2. They Have Their Own Lingo
Two words: The Zone. if you know, you know.
3. Celebrity Fans
Over the course of its ten year history, This Feeling has drawn in some of the biggest names in music. Miles Kane, Jake Bugg, Carl Barat, Kasabian and Liam and Noel Gallagher have all appeared at shows, with the latter even giving This Feeling a shoutout during his headline slot at Y Not festival this year. Football hero and indie music fan Peter Crouch regularly makes appearances, turning up at Leeds with wife Abbey Clancy to support her brother's band, JUDAS, whilst This Is England stars such as Thomas Turgoose and Vicky McClure also show their faces.

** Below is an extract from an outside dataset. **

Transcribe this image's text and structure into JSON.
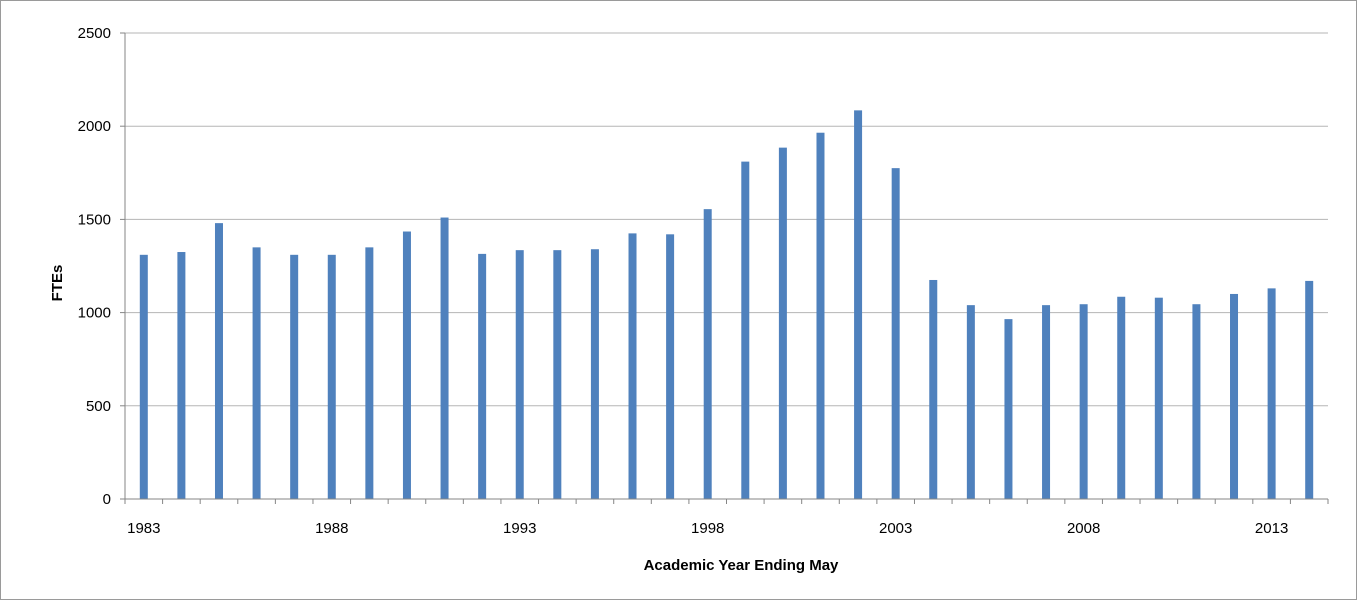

4. Their Bands Love A Good Crowd Invasion
Manchester scoundrels Cabbage always break the barrier between stage and crowd, Strange Bones won't finish a set unless they've jumped in guitar first, Hello Operator and White Room aren't strangers to crowd surfing and The Blinders were the latest new band to consort with the audience at Leeds, jumping into the mix to project their heavy surf-psych, looking and sounding like the early Wytches.
5. Their Bands Have Each Other's Backs
Perhaps the most heartfelt aspect to This Feeling is the support with which the bands give each other. They cheer each other on, big each other up, mosh to each other's sets and generally dish out compliments and goodwill backstage like it's the League of Nations.

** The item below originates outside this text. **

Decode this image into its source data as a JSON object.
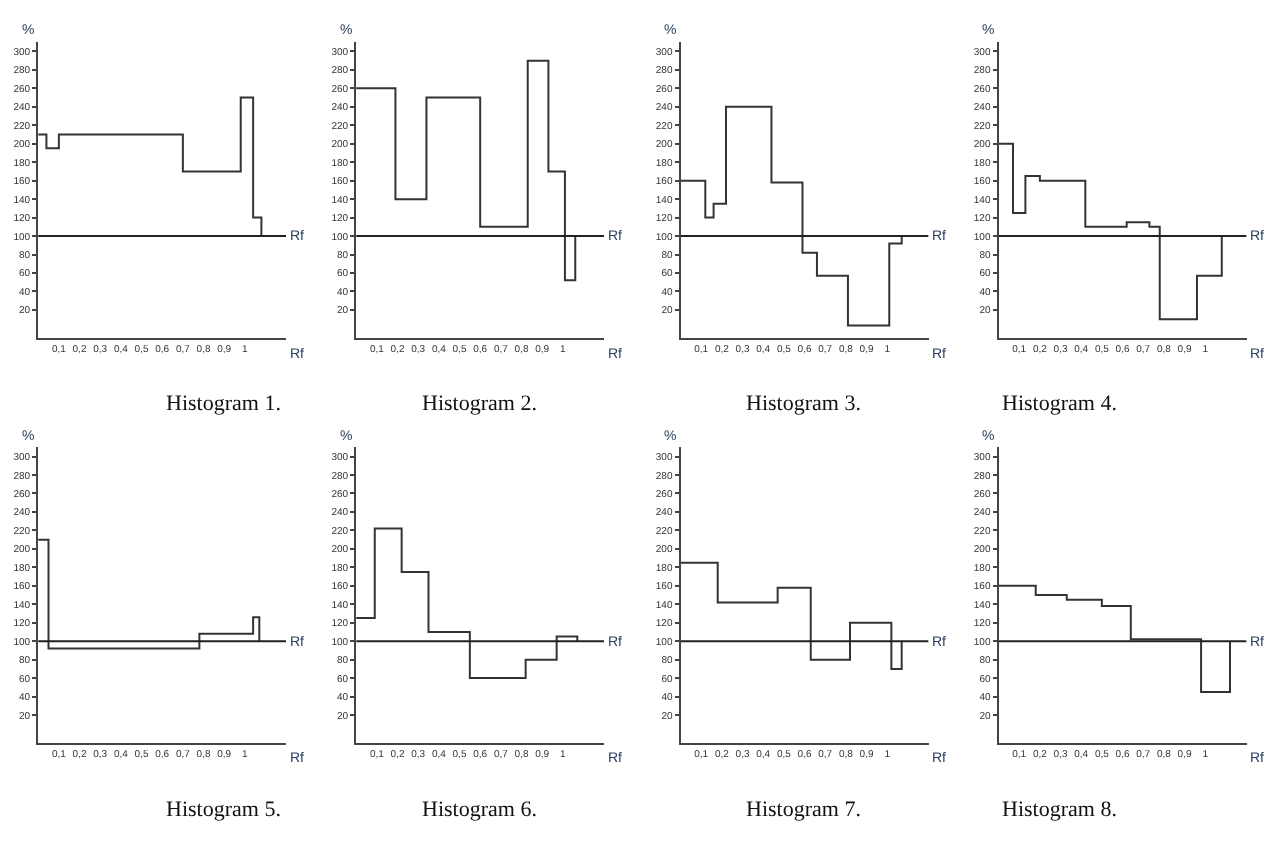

6. They Represent Different Bands, Cultures and Backgrounds From All Over The UK
Why should bands have to disperse to London in order for their band to be successful? We all know that London isn't the place of dreams anymore and generating music from different cities gives so much more character to bands, setting them apart from the rest. This Feeling allows bands from various cities to build their fanbase at home and develop a buzz in their city before touring around the UK. The Strawberries, Dantevilles and Cupids represent the charisma of Manchester, Paves and Sisteray are as dynamic as London itself, Bang Bang Romeo and Liberty Ship are proud Sheffield acolytes and the unruly charm of the West Midlands is best showcased by The Assist, April and for pure showstopping voices, Broken Witt Rebels.
7. There's A Place For Everyone
There's no room for seclusion at This Feeling, which means anyone can join the cavalry. Photographers, DJs, journalists, event organizers, PRs, stage crew, sound technicians and more are greeted with open arms. As we all know, it takes more than just bands to put on a show and every individual behind the scenes is appreciated and celebrated with more than just a few glasses of Jack Daniels.